7ª. Ressaltando do teor da decisão condenatória a insuficiência da matéria de facto provada para a decisão
8ª. Devia o tribunal a quo ter-se pronunciado (o que não fez) sobre o alegado pelo arguido na contestação que apresentou, quanto à situação dos bens penhorados, pois que reveste interesse decisivo quer para o sentido da decisão, quer para a medida concreta da pena.
9ª. Pelo que a sentença proferida é nula, nos termos do art. 379º, nº 1, al. c), do Código de Processo Penal.
10ª. Devia o tribunal a quo ter efectuado a comunicação prévia ao arguido da alteração da condenação por factos diversos dos descritos na acusação, e concedido o tempo necessário para a preparação da defesa, nos termos previstos no art. 358º do Código de Processo Penal.
11ª. Pelo que a sentença é nula, nos termos do art. 379º, nº 1, al. b), do Código de Processo Penal e art. 32º, nºs 1 e 5, da Constituição da República Portuguesa.
Pretende, assim, que, na procedência do recurso, seja revogada a sentença recorrida e o arguido absolvido do crime de que estava acusado, ou, caso assim se não entenda, seja declarada nula a sentença recorrida, com todas as consequências legais.

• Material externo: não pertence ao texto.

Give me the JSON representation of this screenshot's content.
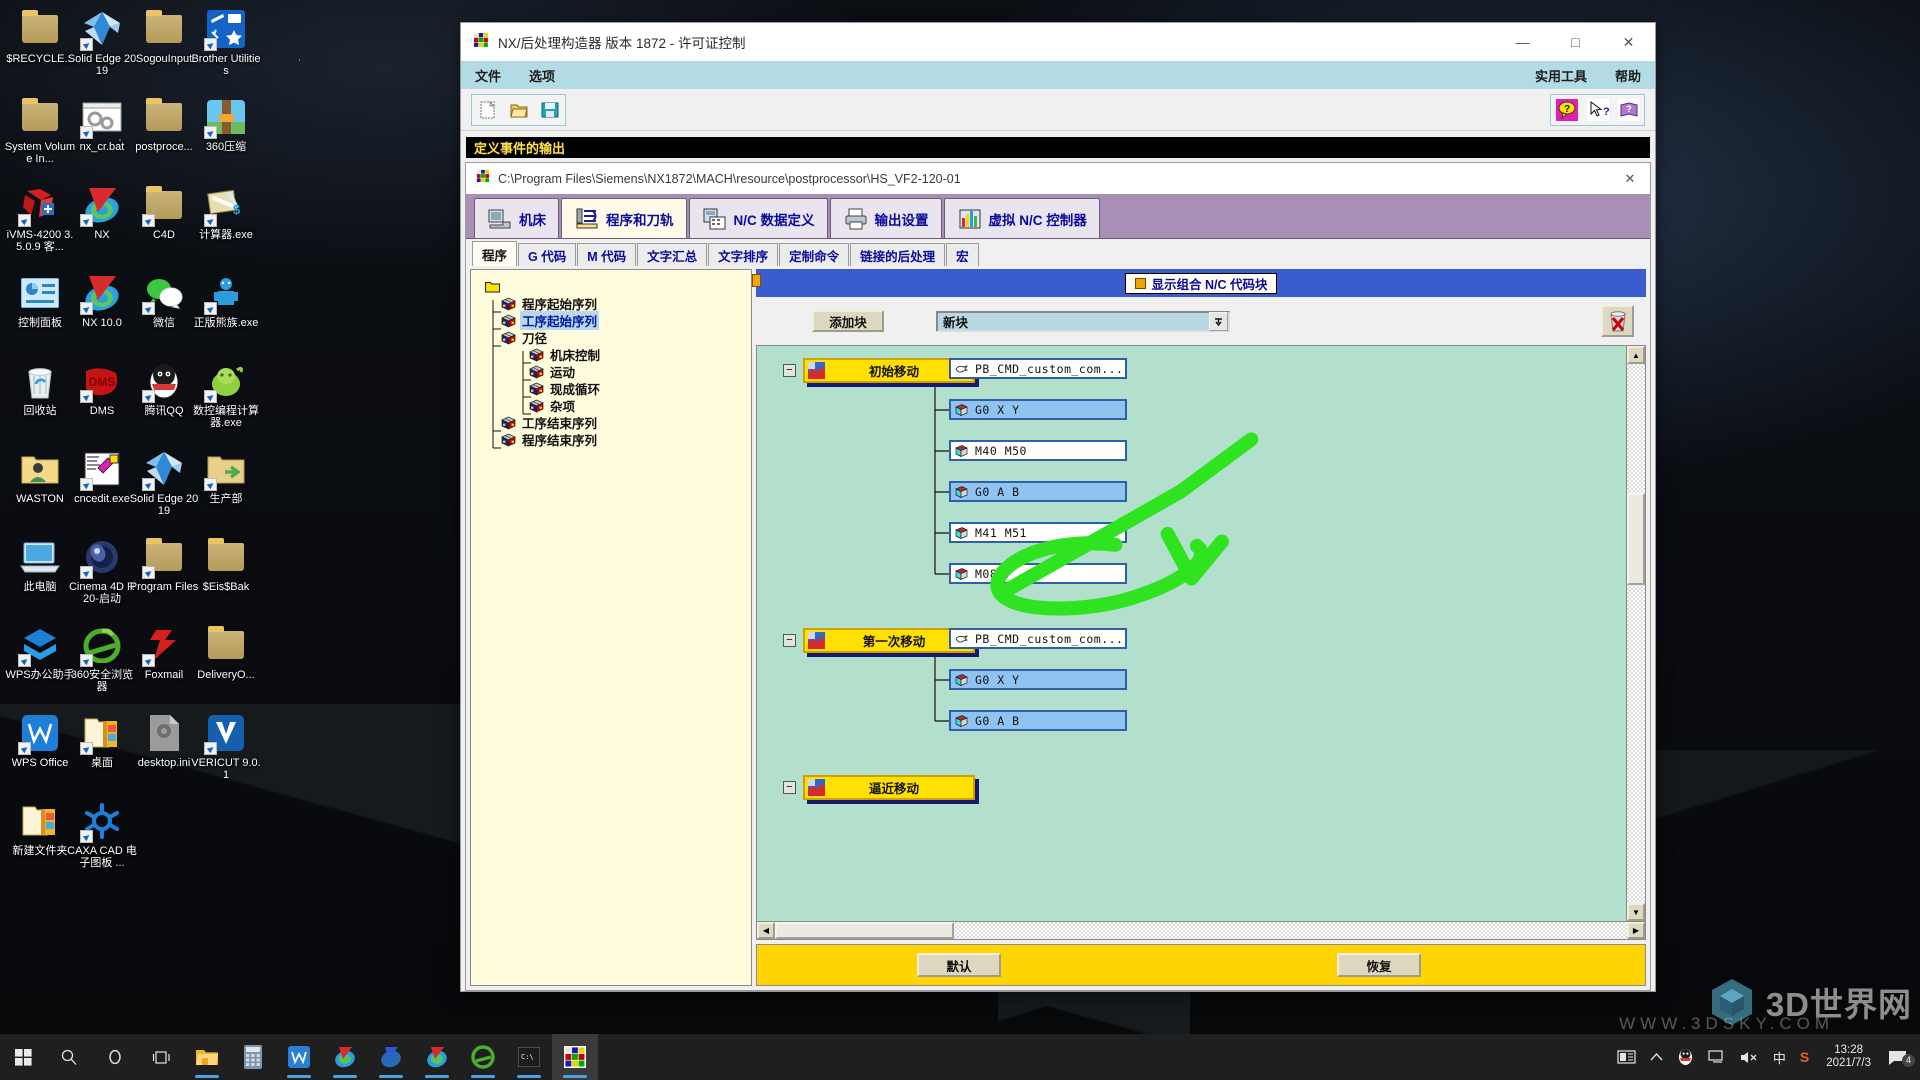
{
  "desktop": {
    "icons": [
      {
        "label": "$RECYCLE...",
        "icon": "folder-icon"
      },
      {
        "label": "Solid Edge 2019",
        "icon": "solid-edge-icon"
      },
      {
        "label": "SogouInput",
        "icon": "folder-icon"
      },
      {
        "label": "Brother Utilities",
        "icon": "brother-utilities-icon"
      },
      {
        "label": "System Volume In...",
        "icon": "folder-icon"
      },
      {
        "label": "nx_cr.bat",
        "icon": "batch-file-icon"
      },
      {
        "label": "postproce...",
        "icon": "folder-icon"
      },
      {
        "label": "360压缩",
        "icon": "360-zip-icon"
      },
      {
        "label": "iVMS-4200 3.5.0.9 客...",
        "icon": "ivms-icon"
      },
      {
        "label": "NX",
        "icon": "nx-icon"
      },
      {
        "label": "C4D",
        "icon": "folder-icon"
      },
      {
        "label": "计算器.exe",
        "icon": "calculator-exe-icon"
      },
      {
        "label": "控制面板",
        "icon": "control-panel-icon"
      },
      {
        "label": "NX 10.0",
        "icon": "nx-icon"
      },
      {
        "label": "微信",
        "icon": "wechat-icon"
      },
      {
        "label": "正版熊族.exe",
        "icon": "bear-icon"
      },
      {
        "label": "回收站",
        "icon": "recycle-bin-icon"
      },
      {
        "label": "DMS",
        "icon": "dms-icon"
      },
      {
        "label": "腾讯QQ",
        "icon": "qq-icon"
      },
      {
        "label": "数控编程计算器.exe",
        "icon": "cnc-calc-icon"
      },
      {
        "label": "WASTON",
        "icon": "user-folder-icon"
      },
      {
        "label": "cncedit.exe",
        "icon": "cncedit-icon"
      },
      {
        "label": "Solid Edge 2019",
        "icon": "solid-edge-icon"
      },
      {
        "label": "生产部",
        "icon": "shared-folder-icon"
      },
      {
        "label": "此电脑",
        "icon": "this-pc-icon"
      },
      {
        "label": "Cinema 4D R20-启动",
        "icon": "cinema4d-icon"
      },
      {
        "label": "Program Files",
        "icon": "folder-icon"
      },
      {
        "label": "$Eis$Bak",
        "icon": "folder-icon"
      },
      {
        "label": "WPS办公助手",
        "icon": "wps-assistant-icon"
      },
      {
        "label": "360安全浏览器",
        "icon": "360-browser-icon"
      },
      {
        "label": "Foxmail",
        "icon": "foxmail-icon"
      },
      {
        "label": "DeliveryO...",
        "icon": "folder-icon"
      },
      {
        "label": "WPS Office",
        "icon": "wps-office-icon"
      },
      {
        "label": "桌面",
        "icon": "desktop-folder-icon"
      },
      {
        "label": "desktop.ini",
        "icon": "ini-file-icon"
      },
      {
        "label": "VERICUT 9.0.1",
        "icon": "vericut-icon"
      },
      {
        "label": "新建文件夹",
        "icon": "desktop-folder-icon"
      },
      {
        "label": "CAXA CAD 电子图板 ...",
        "icon": "caxa-icon"
      }
    ]
  },
  "taskbar": {
    "buttons": [
      {
        "name": "start-button",
        "icon": "windows-logo-icon"
      },
      {
        "name": "search-button",
        "icon": "search-icon"
      },
      {
        "name": "cortana-button",
        "icon": "cortana-circle-icon"
      },
      {
        "name": "task-view-button",
        "icon": "task-view-icon"
      }
    ],
    "apps": [
      {
        "name": "file-explorer",
        "icon": "file-explorer-icon",
        "open": true
      },
      {
        "name": "calculator",
        "icon": "calculator-icon",
        "open": false
      },
      {
        "name": "wps",
        "icon": "wps-icon",
        "open": true
      },
      {
        "name": "nx-1",
        "icon": "nx-icon",
        "open": true
      },
      {
        "name": "nx-blue",
        "icon": "nx-blue-icon",
        "open": true
      },
      {
        "name": "nx-2",
        "icon": "nx-icon",
        "open": true
      },
      {
        "name": "browser-360",
        "icon": "360-browser-icon",
        "open": true
      },
      {
        "name": "console",
        "icon": "console-icon",
        "open": true
      },
      {
        "name": "post-builder",
        "icon": "post-builder-icon",
        "open": true,
        "active": true
      }
    ],
    "tray": [
      {
        "name": "news-icon",
        "glyph": "news"
      },
      {
        "name": "show-hidden-icons-chevron",
        "glyph": "chevron-up"
      },
      {
        "name": "qq-tray-icon",
        "glyph": "qq"
      },
      {
        "name": "network-icon",
        "glyph": "network"
      },
      {
        "name": "volume-icon",
        "glyph": "volume-muted"
      },
      {
        "name": "ime-icon",
        "glyph": "中"
      },
      {
        "name": "sogou-icon",
        "glyph": "S"
      }
    ],
    "clock": {
      "time": "13:28",
      "date": "2021/7/3"
    },
    "action_center": {
      "badge": "4"
    }
  },
  "watermark": {
    "text": "3D世界网",
    "url": "WWW.3DSKY.COM"
  },
  "app": {
    "title": "NX/后处理构造器 版本 1872 - 许可证控制",
    "icon": "post-builder-icon",
    "menus": [
      "文件",
      "选项"
    ],
    "menus_right": [
      "实用工具",
      "帮助"
    ],
    "toolbar": {
      "left": [
        {
          "name": "new-button",
          "icon": "new-document-icon"
        },
        {
          "name": "open-button",
          "icon": "open-folder-icon"
        },
        {
          "name": "save-button",
          "icon": "floppy-save-icon"
        }
      ],
      "right": [
        {
          "name": "help-balloon-button",
          "icon": "help-balloon-icon"
        },
        {
          "name": "whats-this-button",
          "icon": "whats-this-cursor-icon"
        },
        {
          "name": "help-book-button",
          "icon": "help-book-icon"
        }
      ]
    },
    "window_buttons": {
      "minimize": "—",
      "maximize": "□",
      "close": "✕"
    },
    "banner": "定义事件的输出"
  },
  "document": {
    "path": "C:\\Program Files\\Siemens\\NX1872\\MACH\\resource\\postprocessor\\HS_VF2-120-01",
    "icon": "post-builder-icon",
    "close_glyph": "✕",
    "main_tabs": [
      {
        "label": "机床",
        "icon": "machine-tool-icon",
        "active": false
      },
      {
        "label": "程序和刀轨",
        "icon": "program-toolpath-icon",
        "active": true
      },
      {
        "label": "N/C 数据定义",
        "icon": "nc-data-icon",
        "active": false
      },
      {
        "label": "输出设置",
        "icon": "printer-icon",
        "active": false
      },
      {
        "label": "虚拟 N/C 控制器",
        "icon": "virtual-nc-icon",
        "active": false
      }
    ],
    "sub_tabs": [
      {
        "label": "程序",
        "active": true
      },
      {
        "label": "G 代码",
        "active": false
      },
      {
        "label": "M 代码",
        "active": false
      },
      {
        "label": "文字汇总",
        "active": false
      },
      {
        "label": "文字排序",
        "active": false
      },
      {
        "label": "定制命令",
        "active": false
      },
      {
        "label": "链接的后处理",
        "active": false
      },
      {
        "label": "宏",
        "active": false
      }
    ]
  },
  "tree": {
    "root": {
      "icon": "folder-icon"
    },
    "items": [
      {
        "label": "程序起始序列",
        "level": 1,
        "selected": false,
        "icon": "cube-icon"
      },
      {
        "label": "工序起始序列",
        "level": 1,
        "selected": true,
        "icon": "cube-icon"
      },
      {
        "label": "刀径",
        "level": 1,
        "selected": false,
        "icon": "cube-icon"
      },
      {
        "label": "机床控制",
        "level": 2,
        "selected": false,
        "icon": "cube-icon"
      },
      {
        "label": "运动",
        "level": 2,
        "selected": false,
        "icon": "cube-icon"
      },
      {
        "label": "现成循环",
        "level": 2,
        "selected": false,
        "icon": "cube-icon"
      },
      {
        "label": "杂项",
        "level": 2,
        "selected": false,
        "icon": "cube-icon"
      },
      {
        "label": "工序结束序列",
        "level": 1,
        "selected": false,
        "icon": "cube-icon"
      },
      {
        "label": "程序结束序列",
        "level": 1,
        "selected": false,
        "icon": "cube-icon"
      }
    ]
  },
  "editor": {
    "header": {
      "label": "显示组合 N/C 代码块",
      "marker_color": "#f0a500"
    },
    "add_block_label": "添加块",
    "block_combo": {
      "value": "新块",
      "arrow": "⬇"
    },
    "trash": {
      "name": "delete-block-button",
      "icon": "trash-delete-icon"
    },
    "groups": [
      {
        "label": "初始移动",
        "expander": "−",
        "icon": "event-block-icon",
        "leaves": [
          {
            "text": "PB_CMD_custom_com...",
            "style": "white",
            "icon": "custom-command-icon"
          },
          {
            "text": "G0 X Y",
            "style": "blue",
            "icon": "block-cube-icon"
          },
          {
            "text": "M40 M50",
            "style": "white",
            "icon": "block-cube-icon"
          },
          {
            "text": "G0 A B",
            "style": "blue",
            "icon": "block-cube-icon"
          },
          {
            "text": "M41 M51",
            "style": "white",
            "icon": "block-cube-icon"
          },
          {
            "text": "M08",
            "style": "white",
            "icon": "block-cube-icon"
          }
        ]
      },
      {
        "label": "第一次移动",
        "expander": "−",
        "icon": "event-block-icon",
        "leaves": [
          {
            "text": "PB_CMD_custom_com...",
            "style": "white",
            "icon": "custom-command-icon"
          },
          {
            "text": "G0 X Y",
            "style": "blue",
            "icon": "block-cube-icon"
          },
          {
            "text": "G0 A B",
            "style": "blue",
            "icon": "block-cube-icon"
          }
        ]
      },
      {
        "label": "逼近移动",
        "expander": "−",
        "icon": "event-block-icon",
        "leaves": []
      }
    ],
    "actions": [
      {
        "label": "默认",
        "name": "default-button"
      },
      {
        "label": "恢复",
        "name": "restore-button"
      }
    ]
  }
}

2. A ex.ma magistrada do Ministério Público em exercício de funções junto do tribunal recorrida respondeu à motivação do recurso, em que concluiu no sentido de que não merece provimento.
3. Nesta Relação, o Ex.mo Procurador-Geral Adjunto emitiu o parecer que consta a fls. 280, em que, aderindo àquela resposta do Ministério Público, também concluindo pelo não provimento do recurso.
Foi cumprido o disposto no nº 2 do art. 417º do Código de Processo Penal quanto ao referido parecer, não tendo o recorrente respondido.
Os autos foram a visto dos Ex.mos Juízes adjuntos e, após, realizou-se a audiência.
1) No dia 02-10-2000, na Rua ………., nº …, na Póvoa de Varzim, por decisão proferida nos autos de execução por custas nº ..-A/99, que correu termos no 4º Juízo desta comarca, foi efectuada a penhora de uma mesa de sala de jantar, de forma oval, em madeira estrangeira, com oito cadeiras estofadas em couro, a que foi atribuído o valor global de 75.000$00 (€ 374,10).
2) No acto da penhora, foi o arguido constituído fiel depositário de tais bens, tendo sido, além do mais, advertido pelo oficial de justiça que procedeu à mesma de que os referidos bens ficavam à sua guarda e que o mesmo estava obrigado a apresentá-los quando tal lhe fosse exigido.
3) Nessa mesma ocasião, o arguido subscreveu o referido auto de penhora.
4) Ordenada a venda dos aludidos bens por negociação particular, o encarregado da venda informou que não podia proceder à mesma e consequente entrega dos bens ao comprador dado o fiel depositário já não residir na morada supra referida.
5) Aquando da venda da casa, o arguido fez transportar alguns bens para uma casa sita em Espinho.
6) O arguido deixou os bens penhorados na casa vendida à disposição de quem quisesse levá-los ou dispor dos mesmos, nomeadamente a ex-mulher.
7) Os bens penhorados nunca mais foram encontrados.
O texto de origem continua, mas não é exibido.